International event planners should know which languages are needed, how many sessions require interpretation and the number of concurrent sessions to determine which interpretation equipment to use, said Frank Ferrer, president of Miami-based MFM, at an April 9 presentation.

      Mr. Ferrer spoke at a meeting of the American Web for International Languages (AWIL) at the Wyndham Garden Hotel in Sandy Springs.  MFM, which has an office in Atlanta, is a provider of equipment for simultaneous translation for meetings and other events.

      Certain technologies will only work with a limited number of meeting rooms and languages, said Mr. Ferrer, while more advanced interpretation systems can provide up to 24 languages per room and may be used in a large number of separate locations.

      Clarity of sound, reliability and security from eavesdropping are also features that should be weighed against the cost of the equipment, he said.  High-tech infrared systems, while very clear, secure and dependable, are also much more expensive than the low-tech FM systems, which operate basically like a radio station, said Mr. Ferrer.

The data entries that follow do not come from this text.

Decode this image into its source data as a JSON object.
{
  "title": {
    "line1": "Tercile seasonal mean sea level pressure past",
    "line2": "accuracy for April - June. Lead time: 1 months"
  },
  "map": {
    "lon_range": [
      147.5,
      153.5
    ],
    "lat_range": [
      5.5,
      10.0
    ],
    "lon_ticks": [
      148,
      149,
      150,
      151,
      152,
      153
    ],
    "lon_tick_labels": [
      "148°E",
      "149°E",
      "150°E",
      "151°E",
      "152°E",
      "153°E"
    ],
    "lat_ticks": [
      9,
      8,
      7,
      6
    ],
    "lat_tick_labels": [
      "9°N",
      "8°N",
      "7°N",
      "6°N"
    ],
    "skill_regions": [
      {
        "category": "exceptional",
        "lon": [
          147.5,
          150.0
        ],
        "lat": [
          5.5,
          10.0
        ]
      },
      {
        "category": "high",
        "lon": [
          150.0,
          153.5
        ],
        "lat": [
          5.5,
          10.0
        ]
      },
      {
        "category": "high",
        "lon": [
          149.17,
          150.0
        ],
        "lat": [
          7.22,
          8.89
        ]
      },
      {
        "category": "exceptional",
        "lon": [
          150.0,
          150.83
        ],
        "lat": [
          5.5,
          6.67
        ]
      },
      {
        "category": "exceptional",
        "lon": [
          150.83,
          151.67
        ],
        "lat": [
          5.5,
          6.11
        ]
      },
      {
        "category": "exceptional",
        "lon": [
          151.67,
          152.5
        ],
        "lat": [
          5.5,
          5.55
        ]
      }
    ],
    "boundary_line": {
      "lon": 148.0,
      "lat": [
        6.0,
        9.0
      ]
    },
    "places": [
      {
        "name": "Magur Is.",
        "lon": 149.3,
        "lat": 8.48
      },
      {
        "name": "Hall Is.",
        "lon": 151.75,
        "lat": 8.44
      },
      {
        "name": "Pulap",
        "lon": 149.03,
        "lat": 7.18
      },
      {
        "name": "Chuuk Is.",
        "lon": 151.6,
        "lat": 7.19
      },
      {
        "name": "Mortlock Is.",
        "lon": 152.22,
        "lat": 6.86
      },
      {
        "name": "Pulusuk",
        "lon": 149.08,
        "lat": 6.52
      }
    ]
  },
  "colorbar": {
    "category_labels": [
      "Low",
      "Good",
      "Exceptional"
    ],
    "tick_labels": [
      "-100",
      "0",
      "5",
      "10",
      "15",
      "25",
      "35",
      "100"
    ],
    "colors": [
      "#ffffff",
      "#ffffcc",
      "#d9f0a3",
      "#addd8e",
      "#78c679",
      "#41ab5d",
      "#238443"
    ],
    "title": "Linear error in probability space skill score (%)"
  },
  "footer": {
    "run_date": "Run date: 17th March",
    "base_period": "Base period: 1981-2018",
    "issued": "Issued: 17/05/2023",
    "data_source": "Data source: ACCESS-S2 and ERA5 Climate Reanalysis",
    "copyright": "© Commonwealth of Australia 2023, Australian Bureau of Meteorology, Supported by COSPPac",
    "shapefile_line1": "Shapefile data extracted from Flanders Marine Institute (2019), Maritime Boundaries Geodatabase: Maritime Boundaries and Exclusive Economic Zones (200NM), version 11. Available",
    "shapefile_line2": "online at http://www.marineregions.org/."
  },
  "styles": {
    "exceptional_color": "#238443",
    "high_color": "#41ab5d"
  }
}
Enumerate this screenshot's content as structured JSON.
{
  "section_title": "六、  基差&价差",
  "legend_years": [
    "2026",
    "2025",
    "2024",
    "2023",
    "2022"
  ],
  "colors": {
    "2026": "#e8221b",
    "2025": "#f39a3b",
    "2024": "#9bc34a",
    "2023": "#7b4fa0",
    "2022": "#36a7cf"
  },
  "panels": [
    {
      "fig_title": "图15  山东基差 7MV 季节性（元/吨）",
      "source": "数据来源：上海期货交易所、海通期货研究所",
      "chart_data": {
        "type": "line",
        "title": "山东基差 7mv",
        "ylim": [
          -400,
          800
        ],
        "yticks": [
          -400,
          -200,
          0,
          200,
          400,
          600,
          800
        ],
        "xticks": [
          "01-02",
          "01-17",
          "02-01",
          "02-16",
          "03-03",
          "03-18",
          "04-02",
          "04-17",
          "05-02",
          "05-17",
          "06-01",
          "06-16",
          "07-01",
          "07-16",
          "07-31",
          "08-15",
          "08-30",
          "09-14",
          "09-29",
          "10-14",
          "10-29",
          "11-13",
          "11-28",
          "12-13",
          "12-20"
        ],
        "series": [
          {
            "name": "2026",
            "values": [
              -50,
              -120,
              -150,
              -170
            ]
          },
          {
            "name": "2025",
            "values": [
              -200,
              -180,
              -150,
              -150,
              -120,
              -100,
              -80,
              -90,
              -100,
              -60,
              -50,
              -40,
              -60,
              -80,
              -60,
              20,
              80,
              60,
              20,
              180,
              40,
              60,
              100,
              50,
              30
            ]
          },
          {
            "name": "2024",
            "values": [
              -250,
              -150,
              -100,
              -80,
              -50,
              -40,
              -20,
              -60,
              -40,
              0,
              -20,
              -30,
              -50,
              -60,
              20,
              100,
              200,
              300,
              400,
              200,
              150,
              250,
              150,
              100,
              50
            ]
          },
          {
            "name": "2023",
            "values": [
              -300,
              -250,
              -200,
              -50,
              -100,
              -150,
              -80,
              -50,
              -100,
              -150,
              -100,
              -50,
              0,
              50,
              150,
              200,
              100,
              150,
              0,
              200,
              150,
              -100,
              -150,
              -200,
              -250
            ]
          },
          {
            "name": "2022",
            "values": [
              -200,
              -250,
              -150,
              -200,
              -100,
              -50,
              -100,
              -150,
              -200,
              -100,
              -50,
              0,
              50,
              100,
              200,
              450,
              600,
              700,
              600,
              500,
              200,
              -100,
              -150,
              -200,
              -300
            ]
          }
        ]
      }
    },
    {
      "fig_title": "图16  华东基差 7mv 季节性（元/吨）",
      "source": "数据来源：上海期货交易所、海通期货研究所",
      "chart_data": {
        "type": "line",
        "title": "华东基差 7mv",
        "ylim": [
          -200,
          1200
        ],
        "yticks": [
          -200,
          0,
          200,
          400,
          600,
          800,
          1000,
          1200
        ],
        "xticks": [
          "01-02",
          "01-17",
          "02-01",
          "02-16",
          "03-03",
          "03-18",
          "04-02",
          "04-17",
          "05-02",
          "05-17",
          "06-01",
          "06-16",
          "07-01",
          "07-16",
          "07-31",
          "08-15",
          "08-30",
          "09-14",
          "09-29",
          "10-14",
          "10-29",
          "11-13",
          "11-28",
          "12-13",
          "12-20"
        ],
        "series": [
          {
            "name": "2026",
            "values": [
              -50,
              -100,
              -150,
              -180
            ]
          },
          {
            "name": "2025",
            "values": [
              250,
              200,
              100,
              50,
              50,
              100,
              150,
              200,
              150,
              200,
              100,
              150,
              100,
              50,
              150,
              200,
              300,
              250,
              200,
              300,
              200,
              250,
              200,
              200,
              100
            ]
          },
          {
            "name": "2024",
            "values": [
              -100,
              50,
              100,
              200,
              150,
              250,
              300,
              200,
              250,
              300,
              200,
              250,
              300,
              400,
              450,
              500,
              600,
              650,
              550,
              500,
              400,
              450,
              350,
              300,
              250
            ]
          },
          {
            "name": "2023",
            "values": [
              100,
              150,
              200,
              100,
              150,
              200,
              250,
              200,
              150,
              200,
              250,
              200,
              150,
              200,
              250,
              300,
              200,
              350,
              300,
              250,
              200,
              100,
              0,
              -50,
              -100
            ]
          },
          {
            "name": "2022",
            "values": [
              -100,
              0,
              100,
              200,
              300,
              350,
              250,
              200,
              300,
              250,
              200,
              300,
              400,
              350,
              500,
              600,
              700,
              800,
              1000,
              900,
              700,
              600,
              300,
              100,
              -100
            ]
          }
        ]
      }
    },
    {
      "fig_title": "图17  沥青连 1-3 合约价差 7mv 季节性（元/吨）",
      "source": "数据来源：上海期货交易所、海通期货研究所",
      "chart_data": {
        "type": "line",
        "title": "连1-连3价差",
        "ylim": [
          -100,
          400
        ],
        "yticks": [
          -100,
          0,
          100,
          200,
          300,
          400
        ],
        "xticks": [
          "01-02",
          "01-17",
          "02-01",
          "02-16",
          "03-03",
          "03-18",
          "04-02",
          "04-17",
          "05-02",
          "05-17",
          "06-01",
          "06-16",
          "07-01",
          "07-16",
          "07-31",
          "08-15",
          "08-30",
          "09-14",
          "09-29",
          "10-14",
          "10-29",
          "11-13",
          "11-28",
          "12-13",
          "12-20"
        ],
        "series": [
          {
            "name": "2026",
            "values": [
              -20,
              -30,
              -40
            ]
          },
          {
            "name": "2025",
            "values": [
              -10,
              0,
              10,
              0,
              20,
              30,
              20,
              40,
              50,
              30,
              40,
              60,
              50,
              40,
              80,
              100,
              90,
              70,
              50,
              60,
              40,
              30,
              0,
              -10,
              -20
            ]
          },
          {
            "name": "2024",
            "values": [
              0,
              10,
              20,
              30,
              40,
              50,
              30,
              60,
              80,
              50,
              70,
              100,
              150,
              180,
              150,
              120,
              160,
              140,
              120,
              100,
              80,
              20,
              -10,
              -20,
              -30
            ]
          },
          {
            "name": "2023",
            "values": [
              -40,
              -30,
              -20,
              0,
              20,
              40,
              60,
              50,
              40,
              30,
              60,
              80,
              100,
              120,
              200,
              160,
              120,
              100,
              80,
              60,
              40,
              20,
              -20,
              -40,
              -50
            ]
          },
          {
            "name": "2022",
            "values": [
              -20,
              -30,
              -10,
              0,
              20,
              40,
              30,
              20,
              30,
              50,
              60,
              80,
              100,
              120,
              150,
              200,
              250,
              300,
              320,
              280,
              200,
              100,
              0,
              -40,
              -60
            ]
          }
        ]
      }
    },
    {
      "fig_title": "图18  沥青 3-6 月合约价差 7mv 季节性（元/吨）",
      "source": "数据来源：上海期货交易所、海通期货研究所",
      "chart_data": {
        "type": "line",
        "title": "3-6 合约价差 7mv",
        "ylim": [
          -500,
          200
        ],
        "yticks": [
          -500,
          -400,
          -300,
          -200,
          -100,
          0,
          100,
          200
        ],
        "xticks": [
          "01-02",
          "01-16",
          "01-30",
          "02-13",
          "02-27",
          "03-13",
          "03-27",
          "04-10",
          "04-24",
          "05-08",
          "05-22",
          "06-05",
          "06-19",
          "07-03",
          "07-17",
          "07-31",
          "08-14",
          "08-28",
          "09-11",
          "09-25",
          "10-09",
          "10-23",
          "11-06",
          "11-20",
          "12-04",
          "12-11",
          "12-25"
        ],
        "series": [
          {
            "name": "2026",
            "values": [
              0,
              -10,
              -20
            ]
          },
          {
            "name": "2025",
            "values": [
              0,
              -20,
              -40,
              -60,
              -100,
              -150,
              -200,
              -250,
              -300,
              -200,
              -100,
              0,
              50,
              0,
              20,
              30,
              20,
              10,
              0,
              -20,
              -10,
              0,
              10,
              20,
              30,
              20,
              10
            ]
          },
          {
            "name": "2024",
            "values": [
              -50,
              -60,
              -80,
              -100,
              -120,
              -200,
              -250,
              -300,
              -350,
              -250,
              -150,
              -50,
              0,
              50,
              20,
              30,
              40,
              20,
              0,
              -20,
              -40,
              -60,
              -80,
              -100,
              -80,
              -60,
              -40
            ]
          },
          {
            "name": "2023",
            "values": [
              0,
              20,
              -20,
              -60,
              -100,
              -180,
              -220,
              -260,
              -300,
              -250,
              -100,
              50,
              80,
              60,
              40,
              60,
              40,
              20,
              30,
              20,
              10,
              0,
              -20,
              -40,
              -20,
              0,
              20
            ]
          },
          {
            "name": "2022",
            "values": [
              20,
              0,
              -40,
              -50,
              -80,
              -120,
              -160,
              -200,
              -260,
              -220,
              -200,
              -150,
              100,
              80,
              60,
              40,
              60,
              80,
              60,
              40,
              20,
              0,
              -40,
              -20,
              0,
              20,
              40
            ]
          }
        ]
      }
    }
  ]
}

      Small, bilingual meetings don’t necessarily need the infrared systems which are used at large, multilingual events such as a meeting of the United Nations, he added.

      MFM has offices in Washington, Miami, Orlando and Atlanta, and has provided interpretation equipment for projects including two chambers of the United Nations building in New York, and is currently working on a system for the Senate and Parliament building in Haiti.